Just Finished Reading: Stuff by Daniel Miller (FP: 2010)
Stuff is all around us – from the clothes we wear, to the houses we live in and the cars we drive to work. Our stuff isn’t just a part of our lives, a part we have in no small part created ourselves, but is, in a very real sense, part of us. Take away a human beings stuff and what do you have – apart from a very unhappy human being? Something, the author contends and I’m inclined to agree with, that is less than human. Not only would a human being, naked and alone, have a rather short lifespan out in the wild s/he would be human in name only. Ever since the first human (or more likely pre-human ancestor) picked up the first rock or shaped the first crude tool we have become something other and something different from our more natural contemporaries. We have become wedded to the things we make, the things we use and the things we hold dear that help to define us.

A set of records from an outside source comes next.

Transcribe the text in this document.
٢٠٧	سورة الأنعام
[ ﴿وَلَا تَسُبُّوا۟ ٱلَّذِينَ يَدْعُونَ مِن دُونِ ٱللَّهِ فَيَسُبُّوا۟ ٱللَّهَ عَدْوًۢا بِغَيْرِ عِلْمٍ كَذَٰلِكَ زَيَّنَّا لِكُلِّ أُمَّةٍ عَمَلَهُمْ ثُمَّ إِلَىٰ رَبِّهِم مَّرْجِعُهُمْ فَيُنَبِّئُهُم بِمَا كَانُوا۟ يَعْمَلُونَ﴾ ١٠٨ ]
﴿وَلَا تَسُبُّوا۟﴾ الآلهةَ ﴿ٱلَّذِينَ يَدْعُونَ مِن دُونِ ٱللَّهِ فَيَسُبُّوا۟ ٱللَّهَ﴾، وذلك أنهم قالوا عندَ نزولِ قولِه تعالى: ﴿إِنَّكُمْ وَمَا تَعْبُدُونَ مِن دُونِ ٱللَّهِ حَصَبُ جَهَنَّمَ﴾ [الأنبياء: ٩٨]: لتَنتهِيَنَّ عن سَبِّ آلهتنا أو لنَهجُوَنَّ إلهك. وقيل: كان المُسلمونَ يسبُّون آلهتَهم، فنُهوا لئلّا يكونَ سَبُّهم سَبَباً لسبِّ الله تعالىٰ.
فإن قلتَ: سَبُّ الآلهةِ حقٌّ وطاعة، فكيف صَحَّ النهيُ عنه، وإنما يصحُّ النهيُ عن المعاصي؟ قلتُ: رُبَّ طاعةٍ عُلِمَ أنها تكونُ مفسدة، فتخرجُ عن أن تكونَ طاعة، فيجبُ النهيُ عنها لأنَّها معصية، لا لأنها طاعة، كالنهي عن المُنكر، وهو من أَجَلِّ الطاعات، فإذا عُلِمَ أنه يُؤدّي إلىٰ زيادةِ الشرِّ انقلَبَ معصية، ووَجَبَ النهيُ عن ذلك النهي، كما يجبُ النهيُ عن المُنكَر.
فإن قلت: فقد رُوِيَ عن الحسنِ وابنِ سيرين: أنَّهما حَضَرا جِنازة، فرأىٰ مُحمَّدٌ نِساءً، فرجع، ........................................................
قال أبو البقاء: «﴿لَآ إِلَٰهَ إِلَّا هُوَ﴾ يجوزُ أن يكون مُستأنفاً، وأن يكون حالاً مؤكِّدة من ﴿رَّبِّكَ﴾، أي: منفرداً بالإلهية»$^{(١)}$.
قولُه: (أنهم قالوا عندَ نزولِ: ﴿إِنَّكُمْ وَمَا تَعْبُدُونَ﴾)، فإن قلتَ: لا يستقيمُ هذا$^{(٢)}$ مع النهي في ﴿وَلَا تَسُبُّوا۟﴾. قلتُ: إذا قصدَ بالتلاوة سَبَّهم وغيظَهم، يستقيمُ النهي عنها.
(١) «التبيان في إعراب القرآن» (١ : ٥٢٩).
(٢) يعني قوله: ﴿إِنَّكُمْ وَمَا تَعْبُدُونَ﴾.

Stuff is about our relationships with those things that we often take completely for granted and, unless focused on, have virtually vanished from sight. They have become ubiquitous, faded into the background, hardly given a second conscious thought. Studying these things with the mind of an anthropologist (as the author is) throws up some interesting questions and some non-obvious answers. Why do poor Caribbean women spend so much of their small income on clothes and why do they own so many shoes? How exactly do you wear a Sari and why is wearing it well so difficult (I learnt so much about something I’d barely given a moment to think about here!), Why is it so difficult for Western women to decide what to wear in the morning and how is it possible to have a wardrobe full of clothes and yet have nothing to wear (one of the great mysteries of the Universe to most men). Why are houses designed the way they are? Are they simply ‘machines for living’ and if so why are they so different across time and across cultures? What do interior furnishings say about the culture using them? How do the interiors of houses translate to the interiors of private cars? Does the type of housing simply reflect the politics of the age and the power relationships between classes? Why do some working class families modify their state-owned properties while others don’t? Do power relations between genders in a household have an effect on their interior design? Why are some houses thought to be haunted and why to people periodically rearrange the furniture? Can mobile phones help to alleviate poverty or will people use them in unexpected and counter-intuitive ways? How are websites designed to trap surfers into staying longer than they had planned to? Can you find God online? Are anonymous game character Avatars as liberating as they appear to be? Can you really have a relationship via mobile phone? Is it a pointless battle to deny boy children toy guns? Can you truly stop children eating chocolate? Why is Barbie still popular in a post-Feminist world? How do you deal with people’s stuff after they die? What do you keep, what do you throw away and what do you give away to others? Can you really keep someone’s life essence in a shoebox?
An often bizarre, sometimes profound, occasionally difficult but generally rewarding read. I’ve dipped my toes into Anthropology a few times and have always found it interesting – after all the subject matter is people who I find endlessly fascinating anyway. In another time and another place I could have so been an Anthropologist - maybe I am already. I’m always trying to figure out exactly why people do (or don’t do) what they’re doing. Definitely a recommended read for anyone interested in our relationship to the stuff many of us hold dear.
2 comments:
So what answers did you find about why we have certain things or attach to them? My house is full of things, but only a few elicit an emotion from me when I see them. I have an old iron bed, nothing special, that I've owned for twenty years. I can't bear to part with it. I love its shape, it was the first piece of furniture I purchased when I took control of my life, and is symbolic of my independence. I have countless oil lamps in the house. I love the curves of their design. I love their basic utility and simplicity. I'm forever picking up old lamps or pieces of lamps, reassembling various parts, and bringing them back to life.
As with most of these things it raised far more questions than answers. [grin]
I'm still very new to Anthropology and am just getting my head around the basics. What is obvious to me is that our manufactured goods are far from neutral as far as their cultural impact or significance go, no matter what form they take. The other rather obvious thing is that different cultures across the world react to our stuff in different ways because of their individual histories. We may, eventually, become one big homogeneous mass of humanity at some point in the future but until that happens a mobile phone in Texas will not be the same as a mobile phone in Hong Kong. Just thinking like that is, I think, a step in the right direction.